Hellebores are also known as Lenten Roses or Christmas Roses (though they are not roses at all). They are so named because they naturally bloom in the winter (no forcing needed), although up until recently they were generally considered to be an outside-only plant.
I have always suspected that these plants haven't been as popular as you might expect (given their beauty and interest) because they bloom at such an odd time. The dead of winter is just not when most people spend a lot of time looking at the pretty flowers. But there they are — plant them next to a window where that can be observed from the warmth of your home and you can enjoy how they are un-deterred by snow and frost.
My own indoor Hellebore arrived as a gift from Skagit Gardens right before the holidays. I have been enjoying - and instagramming it — like crazy as it has continued to bloom.

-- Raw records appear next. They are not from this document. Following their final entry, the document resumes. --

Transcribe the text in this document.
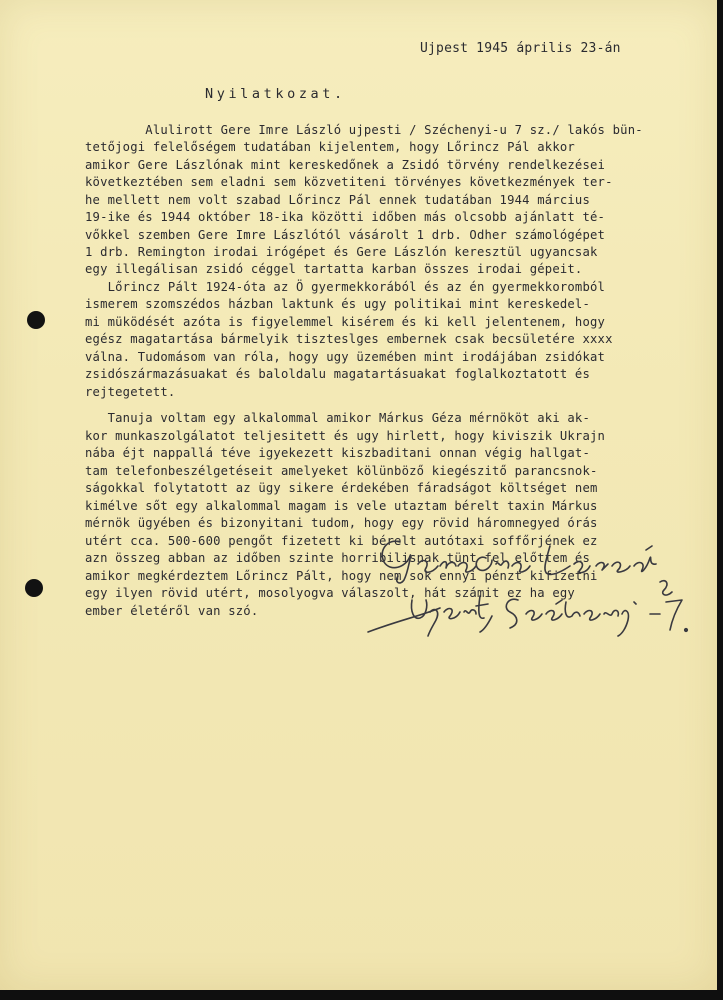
Ujpest 1945 április 23-án
Nyilatkozat.
Alulirott Gere Imre László ujpesti / Széchenyi-u 7 sz./ lakós bün-
tetőjogi felelőségem tudatában kijelentem, hogy Lőrincz Pál akkor
amikor Gere Lászlónak mint kereskedőnek a Zsidó törvény rendelkezései
következtében sem eladni sem közvetiteni törvényes következmények ter-
he mellett nem volt szabad Lőrincz Pál ennek tudatában 1944 március
19-ike és 1944 október 18-ika közötti időben más olcsobb ajánlatt té-
vőkkel szemben Gere Imre Lászlótól vásárolt 1 drb. Odher számológépet
1 drb. Remington irodai irógépet és Gere Lászlón keresztül ugyancsak
egy illegálisan zsidó céggel tartatta karban összes irodai gépeit.
Lőrincz Pált 1924-óta az Ö gyermekkorából és az én gyermekkoromból
ismerem szomszédos házban laktunk és ugy politikai mint kereskedel-
mi müködését azóta is figyelemmel kisérem és ki kell jelentenem, hogy
egész magatartása bármelyik tiszteslges embernek csak becsületére xxxx
válna. Tudomásom van róla, hogy ugy üzemében mint irodájában zsidókat
zsidószármazásuakat és baloldalu magatartásuakat foglalkoztatott és
rejtegetett.
Tanuja voltam egy alkalommal amikor Márkus Géza mérnököt aki ak-
kor munkaszolgálatot teljesitett és ugy hirlett, hogy kiviszik Ukrajn
nába éjt nappallá téve igyekezett kiszbaditani onnan végig hallgat-
tam telefonbeszélgetéseit amelyeket kölünböző kiegészitő parancsnok-
ságokkal folytatott az ügy sikere érdekében fáradságot költséget nem
kimélve sőt egy alkalommal magam is vele utaztam bérelt taxin Márkus
mérnök ügyében és bizonyitani tudom, hogy egy rövid háromnegyed órás
utért cca. 500-600 pengőt fizetett ki bérelt autótaxi soffőrjének ez
azn összeg abban az időben szinte horribilisnak tünt fel előttem és
amikor megkérdeztem Lőrincz Pált, hogy nem sok ennyi pénzt kifizetni
egy ilyen rövid utért, mosolyogva válaszolt, hát számit ez ha egy
ember életéről van szó.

I am beginning to suspect it may need something from me that I am not giving it, like fertilizer, as the leaves have changed in color from the dark green that they were originally to a lighter, more sickly green. So they are not without the need for a little TLC to keep them at their best through these dark months. But the exciting part is, unlike the other holiday plants, which often end up in the bin when they have stopped blooming, the Hellebore will be quite happy to move into your garden come spring. Mine will be joining the others (who have not yet bloomed) on the other side of the kitchen window glass if I can keep it alive until March.